Oh okay. I did have toTable initially for this stream call before setting it to an ADLS path as the target.

To clarify-- so for it to work, I set it back to toTable to save it to metastore by default and then the ADLS portion of our requirement will be handled by Unity Catalog. Yes? How coupled would the tables and files be?

Ryan_Chynoweth
Esteemed Contributor

That is correct.

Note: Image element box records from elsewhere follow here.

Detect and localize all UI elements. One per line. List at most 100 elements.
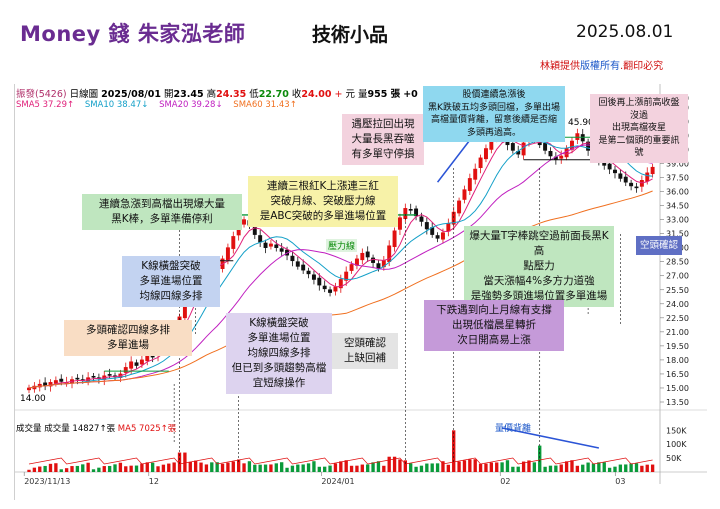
post-date: 2025.08.01: [576, 22, 674, 42]
candle-body: [483, 148, 488, 160]
candle-body: [414, 208, 419, 217]
volume-bar: [38, 466, 42, 472]
y-tick-label: 18.00: [666, 356, 689, 365]
sma10-line: [28, 140, 653, 389]
volume-bar: [597, 462, 601, 472]
volume-ma-line: [28, 457, 653, 465]
volume-bar: [500, 462, 504, 472]
volume-bar: [188, 461, 192, 472]
annotation-take-profit: 連續急漲到高檔出現爆大量 黑K棒，多單準備停利: [82, 194, 242, 230]
annotation-breakout-1: K線橫盤突破 多單進場位置 均線四線多排: [122, 256, 220, 307]
candle-body: [365, 251, 370, 258]
volume-bar: [403, 460, 407, 472]
volume-bar: [435, 463, 440, 472]
candle-body: [376, 263, 381, 269]
volume-bar: [602, 462, 606, 472]
volume-legend: 成交量 成交量 14827↑張 MA5 7025↑張: [16, 424, 177, 434]
candle-body: [634, 186, 639, 189]
candle-body: [268, 243, 273, 247]
annotation-evening-star: 回後再上漲前高收盤沒過 出現高檔夜星 是第二個頭的重要訊號: [590, 94, 688, 163]
candle-body: [328, 289, 333, 293]
candle-body: [333, 286, 338, 292]
candle-body: [317, 277, 322, 286]
volume-bar: [613, 466, 617, 472]
volume-bar: [629, 463, 633, 472]
volume-bar: [548, 465, 553, 472]
candle-body: [548, 151, 553, 157]
candle-body: [279, 248, 284, 252]
topic-title: 技術小品: [312, 24, 389, 46]
volume-divergence-label: 量價背離: [495, 424, 532, 434]
x-tick-label: 03: [615, 477, 625, 486]
volume-bar: [215, 462, 219, 472]
volume-bar: [473, 459, 477, 472]
volume-bar: [285, 467, 289, 472]
x-tick-label: 2024/01: [321, 477, 354, 486]
volume-bar: [618, 464, 623, 472]
volume-bar: [145, 462, 149, 472]
volume-bar: [376, 461, 381, 472]
volume-bar: [586, 462, 590, 472]
volume-bar: [172, 462, 176, 472]
copyright-notice: 林穎提供版權所有.翻印必究: [540, 61, 664, 72]
volume-bar: [607, 467, 612, 472]
candle-body: [139, 359, 144, 365]
volume-bar: [274, 463, 278, 472]
volume-bar: [575, 465, 580, 472]
candle-body: [344, 271, 349, 281]
volume-bar: [226, 462, 230, 472]
volume-bar: [301, 464, 305, 472]
candle-body: [618, 173, 623, 179]
candle-body: [521, 142, 526, 156]
volume-value: 955 張: [367, 89, 401, 100]
y-tick-label: 27.00: [666, 272, 689, 281]
volume-bar: [48, 463, 53, 472]
y-tick-label: 34.50: [666, 202, 689, 211]
volume-bar: [140, 463, 144, 472]
info-bar: 振發(5426) 日線圖 2025/08/01 開23.45 高24.35 低2…: [16, 89, 418, 100]
candle-body: [338, 279, 343, 289]
candle-body: [53, 380, 58, 384]
annotation-bull-confirm: 多頭確認四線多排 多單進場: [64, 320, 192, 356]
low-price-label: 14.00: [20, 394, 46, 404]
volume-bar: [446, 464, 450, 472]
volume-bar: [645, 464, 649, 472]
y-tick-label: 33.00: [666, 216, 689, 225]
volume-tick-label: 100K: [666, 440, 687, 449]
volume-bar: [462, 460, 467, 472]
y-tick-label: 37.50: [666, 174, 689, 183]
volume-bar: [43, 465, 47, 472]
candle-body: [602, 162, 607, 166]
candle-body: [650, 166, 655, 175]
sma5-line: [28, 139, 653, 389]
volume-bar: [306, 463, 311, 472]
candle-body: [397, 217, 402, 230]
volume-bar: [32, 467, 37, 472]
y-tick-label: 22.50: [666, 314, 689, 323]
y-tick-label: 13.50: [666, 398, 689, 407]
candle-body: [360, 252, 365, 261]
volume-bar: [129, 465, 133, 472]
volume-bar: [489, 462, 494, 472]
candle-body: [440, 232, 445, 240]
volume-bar: [452, 430, 456, 472]
candle-body: [311, 274, 316, 280]
volume-bar: [441, 461, 445, 472]
volume-bar: [521, 461, 526, 472]
volume-bar: [419, 465, 424, 472]
candle-body: [295, 261, 300, 267]
volume-bar: [183, 452, 187, 472]
volume-bar: [86, 462, 90, 472]
volume-bar: [280, 462, 284, 472]
volume-bar: [468, 459, 472, 472]
low-value: 22.70: [258, 89, 289, 100]
annotation-stop-loss: 遇壓拉回出現 大量長黑吞噬 有多單守停損: [342, 114, 424, 165]
volume-bar: [511, 466, 515, 472]
candle-body: [623, 176, 628, 183]
volume-bar: [349, 465, 354, 472]
candle-body: [586, 141, 591, 151]
volume-bar: [323, 466, 327, 472]
volume-bar: [360, 464, 364, 472]
candle-body: [510, 143, 515, 151]
volume-bar: [258, 464, 262, 472]
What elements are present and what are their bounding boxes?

Unity catalog designates a storage location for all data within a metastore so when you save as a table it is stored in an ADLS account.

This would create a managed table which means that data and metadata are coupled. i.e. if I drop the table the data is also deleted.

If you create an external table then they are decoupled. i.e. if I drop a table then the data is still available in storage.

I would recommend reaching out to yours or your customer's Databricks account team to learn more and help with the overall architecture.

shan_chandra
Databricks Employee
Databricks Employee

@Gimwell Young​ - Please refer to the below documentation on Delta lake best practices.

https://docs.databricks.com/delta/best-practices.html

Also, I would suggest to go over Delta live tables and the quick demo here to implement the medallion architecture - https://www.databricks.com/discover/pages/getting-started-with-delta-live-tables#intro

jose_gonzalez
Databricks Employee
Databricks Employee

Hi @Gimwell Young​,

Just a friendly follow-up. Did any of the responses help you to resolve your question? if it did, please mark it as best. Otherwise, please let us know if you still need help.